Job had told me in the past that he had been shipped from Barbados as a captain’s boy, or slave, and that he had been abandoned by his master on their arrival in England. The ship had docked at Limehouse, and he had lived in the neighbourhood ever since. He survived now on the few coins he obtained from those using his crossing, and from the drivers of the carriages. “Where do you live?” I asked him as we sat on a wooden bench outside the tavern.
“Along the street yonder.” He pointed out to me an alley of tenements that led off Limehouse Church Street. “It is a mouse-hole, sir.”
“Are you married, Job?”
“I never be married. Who want a poor black man like myself?”
“Your race does seem to be unfortunate.”
“We be harried and cursed and beaten. Some of these fine gentlemen will aim a kick at me on the crossing. Some of them swear dreadful.”
I do not know whether it was the effect of the powder, but I experienced a sudden and overwhelming feeling of pity for the sweeper. “Come inside,” I said. “It is a raw day.”
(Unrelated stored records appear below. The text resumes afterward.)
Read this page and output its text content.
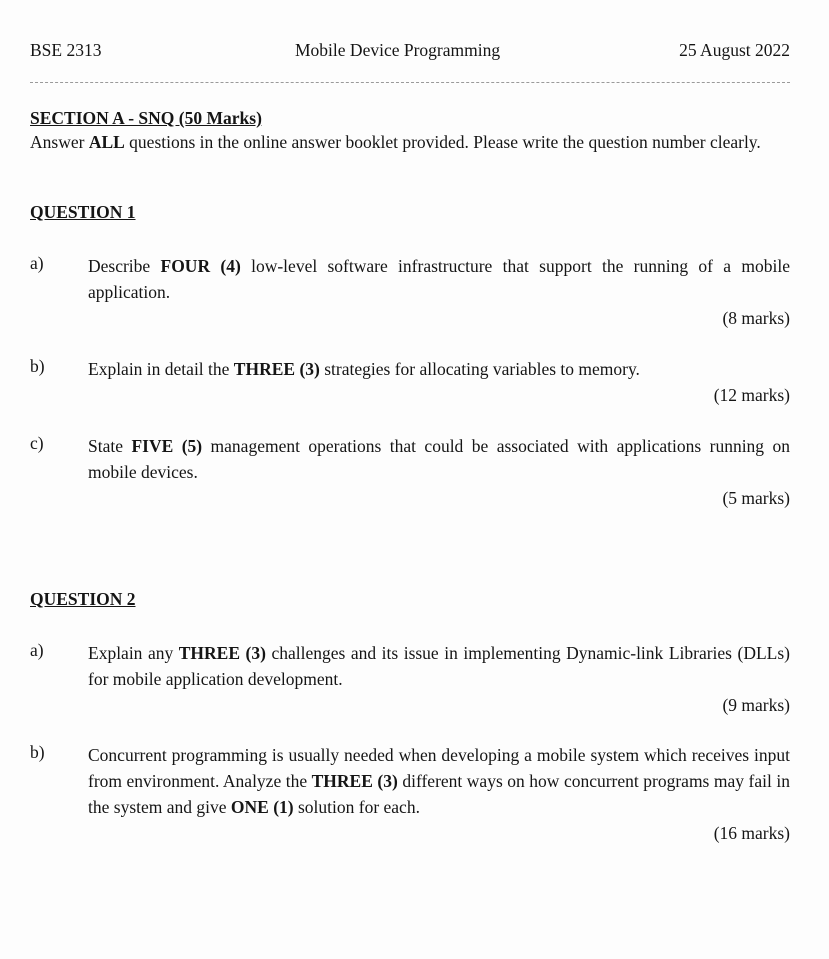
BSE 2313	Mobile Device Programming	25 August 2022
SECTION A - SNQ (50 Marks)
Answer ALL questions in the online answer booklet provided. Please write the question number clearly.
QUESTION 1
a)	Describe FOUR (4) low-level software infrastructure that support the running of a mobile application.
(8 marks)
b) Explain in detail the THREE (3) strategies for allocating variables to memory.
(12 marks)
c)	State FIVE (5) management operations that could be associated with applications running on mobile devices.
(5 marks)
QUESTION 2
a)	Explain any THREE (3) challenges and its issue in implementing Dynamic-link Libraries (DLLs) for mobile application development.
(9 marks)
b) Concurrent programming is usually needed when developing a mobile system which receives input from environment. Analyze the THREE (3) different ways on how concurrent programs may fail in the system and give ONE (1) solution for each.
(16 marks)
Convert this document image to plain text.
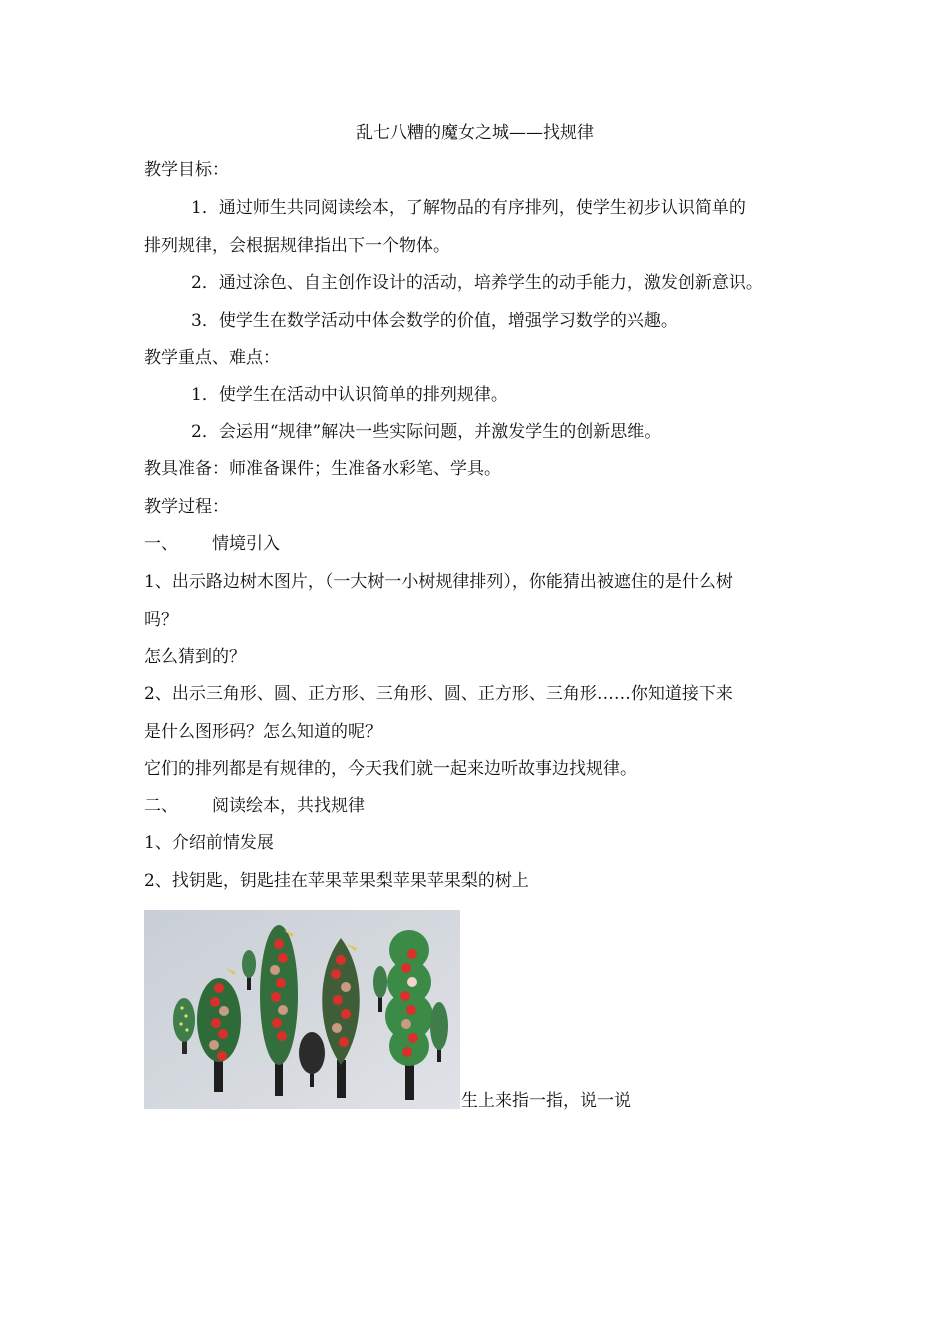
乱七八糟的魔女之城——找规律
教学目标：
1．通过师生共同阅读绘本，了解物品的有序排列，使学生初步认识简单的
排列规律，会根据规律指出下一个物体。
2．通过涂色、自主创作设计的活动，培养学生的动手能力，激发创新意识。
3．使学生在数学活动中体会数学的价值，增强学习数学的兴趣。
教学重点、难点：
1．使学生在活动中认识简单的排列规律。
2．会运用“规律”解决一些实际问题，并激发学生的创新思维。
教具准备：师准备课件；生准备水彩笔、学具。
教学过程：
一、 情境引入
1、出示路边树木图片，（一大树一小树规律排列），你能猜出被遮住的是什么树
吗？
怎么猜到的？
2、出示三角形、圆、正方形、三角形、圆、正方形、三角形……你知道接下来
是什么图形码？怎么知道的呢？
它们的排列都是有规律的，今天我们就一起来边听故事边找规律。
二、 阅读绘本，共找规律
1、介绍前情发展
2、找钥匙，钥匙挂在苹果苹果梨苹果苹果梨的树上
生上来指一指，说一说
“No permission, sir. Mrs. Jessop will not abide black people.”
“Then I will bring another drink to you, Job. I wish to learn more of you.” When I returned I questioned Job closely about his life in Limehouse. Much to my surprise, he had stories worse than his own to relate: of newborn babies abandoned on the streets, of small children forced to wade into the stinking cesspits in search of the cheapest items of any value, of the dead buried under the floorboards to save the trifling expense of a pauper’s funeral.
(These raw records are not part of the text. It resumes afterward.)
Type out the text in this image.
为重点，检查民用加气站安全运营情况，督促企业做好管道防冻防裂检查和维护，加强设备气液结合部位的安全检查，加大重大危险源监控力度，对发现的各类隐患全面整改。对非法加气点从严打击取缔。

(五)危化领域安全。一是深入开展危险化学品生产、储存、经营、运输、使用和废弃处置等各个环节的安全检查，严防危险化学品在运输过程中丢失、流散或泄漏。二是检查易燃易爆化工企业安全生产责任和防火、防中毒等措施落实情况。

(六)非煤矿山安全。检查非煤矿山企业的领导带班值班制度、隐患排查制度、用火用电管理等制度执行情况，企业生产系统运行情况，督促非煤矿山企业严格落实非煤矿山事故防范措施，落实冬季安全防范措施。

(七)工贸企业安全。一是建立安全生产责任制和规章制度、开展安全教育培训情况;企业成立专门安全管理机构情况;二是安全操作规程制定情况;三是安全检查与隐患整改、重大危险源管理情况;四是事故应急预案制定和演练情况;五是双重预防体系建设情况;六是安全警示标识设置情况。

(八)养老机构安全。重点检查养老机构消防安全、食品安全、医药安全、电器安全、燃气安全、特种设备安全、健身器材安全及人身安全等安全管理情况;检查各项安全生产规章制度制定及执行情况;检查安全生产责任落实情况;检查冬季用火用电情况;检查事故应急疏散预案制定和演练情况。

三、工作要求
At night Job himself would go down to the foreshore, and search for objects that he might use or sell; on one occasion, he told me, he had found an ancient dagger that he had sold for a shilling to a tobacconist in Church Row. It was now on display in the shop window. “But some nights,” he said, “there is something happening in the river.”
“Happening?”
“Something arriving. From downstream.”
“You mean some kind of boat?”
“No boat. No. Something moving fast under the water. All the shore is silent when it passes.”
“A whale?”
“No. No fish. A thing.”
“I do not understand you, Job.”
“Have you been hearing, sir, how the estuary is haunted? Down by Swanscombe Marshes?” I shook my head. “No one goes near. Even the fishermen will not work there.”
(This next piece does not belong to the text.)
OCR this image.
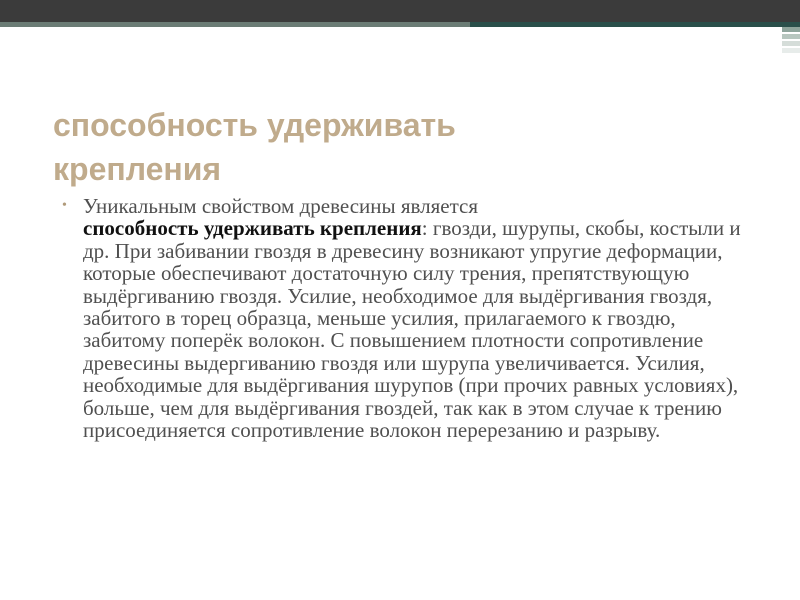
способность удерживать
крепления
• Уникальным свойством древесины является
способность удерживать крепления: гвозди, шурупы, скобы, костыли и др. При забивании гвоздя в древесину возникают упругие деформации, которые обеспечивают достаточную силу трения, препятствующую выдёргиванию гвоздя. Усилие, необходимое для выдёргивания гвоздя, забитого в торец образца, меньше усилия, прилагаемого к гвоздю, забитому поперёк волокон. С повышением плотности сопротивление древесины выдергиванию гвоздя или шурупа увеличивается. Усилия, необходимые для выдёргивания шурупов (при прочих равных условиях), больше, чем для выдёргивания гвоздей, так как в этом случае к трению присоединяется сопротивление волокон перерезанию и разрыву.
“What is this apparition? Does it have a name?”
“No name, sir. It is a dead thing living. It is greater than a man.”
“How do you know this, Job?”
“It is my supposal. My mother told me the stories she had heard.”
“These were the stories of the slaves?”
“Yes, sir. But the stories come from far back. When there were not slaves. My mother told me of the dogon. It is a dead man brought to life by magic. Living in the forests and the mountains. A phantom, sir, with eyes of fire.”
“Surely you do not believe that such a thing lives on the estuary?”
“I know nothing, sir. I am a poor black sweeper. But I wonder what this thing is that moves under the water.”
At this point the carriage arrived, with Holborn as its destination. Job stood up and went over to the horses, which seemed to recognise him. They became still when he spoke to them and stroked them. I called up to the driver. “Do you have a seat?”
“Inside, sir. One of the parties is leaving.”
So I mounted the step and, within a short time, the carriage was on its way to the city.
WHEN I CAME BACK to Jermyn Street, I went at once to my study where I had left some of my calculations. I renewed my work with fresh enthusiasm, knowing that I was close to a precise formula for the reversal of the electrical charge in the process of its formation. If I were able to create and to maintain this negative force, it might subvert and utterly undo the power of the original charge.